Program 150-350: Leadership team, has quality and variety in programmes. Critical mass of people from several demographic groups (children, youth, seniors etc) and entry points for people  from various backgrounds. Staff team, often with paid heads of ministry. Basis of unity is a shared vision and programme, rather than shared relationships with leadership/key people. Role of pastor is recruitment, training, supervision, vision & strategy, key ministry is to other leaders, not members. Not a great place for a leader who loves pastoral ministry. 

Corporate 300-500+ institutional presence in the community, key location, big building, large staff. Figurehead leader. In the CofE these are mostly cathedrals, plus a few churches in the larger population centres.

Growth between the sizes can be limited by several bits of the exoskeleton:
 - physical: e.g. parking, cramped buildling, rooms for childrens work
 - community - e.g. fixed population or low-flux culture (church growth is fastest in London, which has a larger population churn rate)
 - organisational: i.e. a plateau between one of these two size categories. A newcomer in a larger 'pastoral' church misses out on a visit because the vicar is too busy. A newcomer in a 'family' church finds they can't break in to the set roles and relationships and gets disillusioned. Etc.

Mann encourages churches to plot their membership/attendance history and note where the plateaus are - are there regular zones where membership levels out, or gets stuck?

Transition from one size to another is a crisis: the church starts to feel the pressure of outgrowing the exoskeleton, and needs to reorient its way of being: from family to pastor focused, from pastoral to programme etc. Evolving through the size stages will be like the Exodus - there'll be times when the cost of leaving 'Egypt' will seem to outweigh the promised benefits, which haven't fully appeared yet. When the old exoskeleton becomes compromised, it has to be shed or the church will hit a ceiling and fall back again. 

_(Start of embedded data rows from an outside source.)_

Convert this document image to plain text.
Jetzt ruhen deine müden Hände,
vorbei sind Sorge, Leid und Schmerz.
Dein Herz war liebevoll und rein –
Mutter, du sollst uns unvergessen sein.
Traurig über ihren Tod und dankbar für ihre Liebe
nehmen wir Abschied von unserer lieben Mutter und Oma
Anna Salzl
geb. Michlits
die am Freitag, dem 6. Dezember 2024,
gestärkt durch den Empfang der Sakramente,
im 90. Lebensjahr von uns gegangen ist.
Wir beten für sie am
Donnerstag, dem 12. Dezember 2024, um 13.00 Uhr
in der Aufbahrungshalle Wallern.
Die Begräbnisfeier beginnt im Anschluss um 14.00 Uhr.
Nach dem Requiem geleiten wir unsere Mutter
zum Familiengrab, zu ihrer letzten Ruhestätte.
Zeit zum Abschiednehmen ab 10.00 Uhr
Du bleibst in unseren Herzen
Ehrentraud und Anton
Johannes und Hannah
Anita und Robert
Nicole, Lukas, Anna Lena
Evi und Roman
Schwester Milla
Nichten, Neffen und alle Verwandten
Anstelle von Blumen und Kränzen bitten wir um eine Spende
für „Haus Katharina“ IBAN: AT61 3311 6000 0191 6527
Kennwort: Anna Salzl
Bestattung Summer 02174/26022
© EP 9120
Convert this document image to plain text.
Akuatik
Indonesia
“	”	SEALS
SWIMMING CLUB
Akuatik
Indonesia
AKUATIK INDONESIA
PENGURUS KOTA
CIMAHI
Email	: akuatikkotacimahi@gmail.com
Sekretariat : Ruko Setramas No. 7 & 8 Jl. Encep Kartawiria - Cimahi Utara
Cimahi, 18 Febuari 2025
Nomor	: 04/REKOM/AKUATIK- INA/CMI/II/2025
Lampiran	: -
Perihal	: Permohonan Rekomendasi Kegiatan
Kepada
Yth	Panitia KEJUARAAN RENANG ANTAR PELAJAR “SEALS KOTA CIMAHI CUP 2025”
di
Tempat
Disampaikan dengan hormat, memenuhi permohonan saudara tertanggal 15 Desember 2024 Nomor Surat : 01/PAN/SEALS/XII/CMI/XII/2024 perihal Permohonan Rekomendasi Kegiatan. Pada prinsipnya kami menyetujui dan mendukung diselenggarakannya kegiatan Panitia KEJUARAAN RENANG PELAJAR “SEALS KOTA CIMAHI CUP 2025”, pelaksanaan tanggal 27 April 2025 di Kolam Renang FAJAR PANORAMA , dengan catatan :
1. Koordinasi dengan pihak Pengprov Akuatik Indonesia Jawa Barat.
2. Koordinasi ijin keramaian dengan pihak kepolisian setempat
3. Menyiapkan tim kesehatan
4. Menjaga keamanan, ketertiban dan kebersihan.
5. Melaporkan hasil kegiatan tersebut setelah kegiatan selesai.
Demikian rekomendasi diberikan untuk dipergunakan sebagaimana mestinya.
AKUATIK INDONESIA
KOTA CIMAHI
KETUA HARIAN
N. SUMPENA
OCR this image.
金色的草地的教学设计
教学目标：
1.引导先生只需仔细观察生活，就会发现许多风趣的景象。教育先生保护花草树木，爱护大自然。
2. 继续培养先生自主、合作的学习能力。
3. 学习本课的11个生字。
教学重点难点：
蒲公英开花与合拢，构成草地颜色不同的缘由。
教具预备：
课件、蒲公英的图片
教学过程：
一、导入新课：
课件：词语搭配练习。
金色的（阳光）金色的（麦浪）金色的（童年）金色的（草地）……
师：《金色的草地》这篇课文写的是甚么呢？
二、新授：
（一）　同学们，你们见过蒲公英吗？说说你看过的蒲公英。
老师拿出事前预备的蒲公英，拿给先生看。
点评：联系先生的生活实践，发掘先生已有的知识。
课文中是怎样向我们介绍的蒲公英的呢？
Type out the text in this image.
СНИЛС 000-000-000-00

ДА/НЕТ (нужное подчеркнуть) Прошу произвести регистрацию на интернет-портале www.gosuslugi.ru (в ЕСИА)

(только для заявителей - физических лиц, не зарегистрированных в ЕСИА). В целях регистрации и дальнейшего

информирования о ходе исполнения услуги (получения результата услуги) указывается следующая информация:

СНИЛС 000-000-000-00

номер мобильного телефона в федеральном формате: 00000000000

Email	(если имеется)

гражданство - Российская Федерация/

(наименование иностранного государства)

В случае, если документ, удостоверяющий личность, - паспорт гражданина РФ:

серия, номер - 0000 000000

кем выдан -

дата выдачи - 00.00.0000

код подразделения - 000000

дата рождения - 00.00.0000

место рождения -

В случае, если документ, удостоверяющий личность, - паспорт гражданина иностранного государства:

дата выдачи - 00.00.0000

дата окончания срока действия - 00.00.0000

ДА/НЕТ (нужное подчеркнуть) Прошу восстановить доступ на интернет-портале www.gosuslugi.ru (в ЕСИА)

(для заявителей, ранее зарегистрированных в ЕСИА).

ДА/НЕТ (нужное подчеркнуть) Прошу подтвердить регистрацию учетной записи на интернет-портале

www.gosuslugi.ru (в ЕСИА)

It's interesting to compare this to our experience in Yeovil. We have two churches. St. Peters is a 'family' style church, run by a close-knit group of people almost independent of clergy leadership for quite some time. In recent times some of the older members have gone to glory, and several new people have joined us. Several of those, with experience of larger churches, are struggling to work out how things work at St. Peters! The transition is coinciding with a number of new bits of outreach, and some growth.

St. James, the larger church, seemed to be plateauing at 100-120 (combined parish membership 120-140, one vicar, which fits the model). My post was a new 0.5 appointment 8 years ago, followed by a childrens worker 2-3 years later. St. James is now at 160 members, but faces a new exoskeleton, the building. We can't fit the regular congregation into the church, so we're reshaping the building to put in some extra seating. After that, we'll have to look at staffing again, and possibly looking at repeating the main service in another time slot or venue, which will mean identifying and training up some more worship leaders and preachers (which is getting into 'programme' style).

I'd be interested to hear if this all rings true with anyone else, and whether there are particular things which hit particular denominations - Anglicans have lots of 'family' sized churches (240+ of our 500 churches in Bath and Wells are 24 members or fewer). Looking at our recent membership stats (2011-12), out of 37 churches larger than 130 members, only 7 grew year-on-year. In the zone where you''d expect 'pastoral' churches to be compromised (140-200), 20 of the 22 churches in this size group were flat or declining. 

This may also explain one of the findings in 'From Anecdote to Evidence', the report on church growth in the CofE earlier this year. It found that amalgamating parishes was a good way to ensure declining members. Churches in 'pastoral' mode which have to cope with a smaller share of their vicar, will end up with smaller congregations. And it will be very hard for stretched leaders to put the time and energy needed into a church which is trying to shed a skin and grow.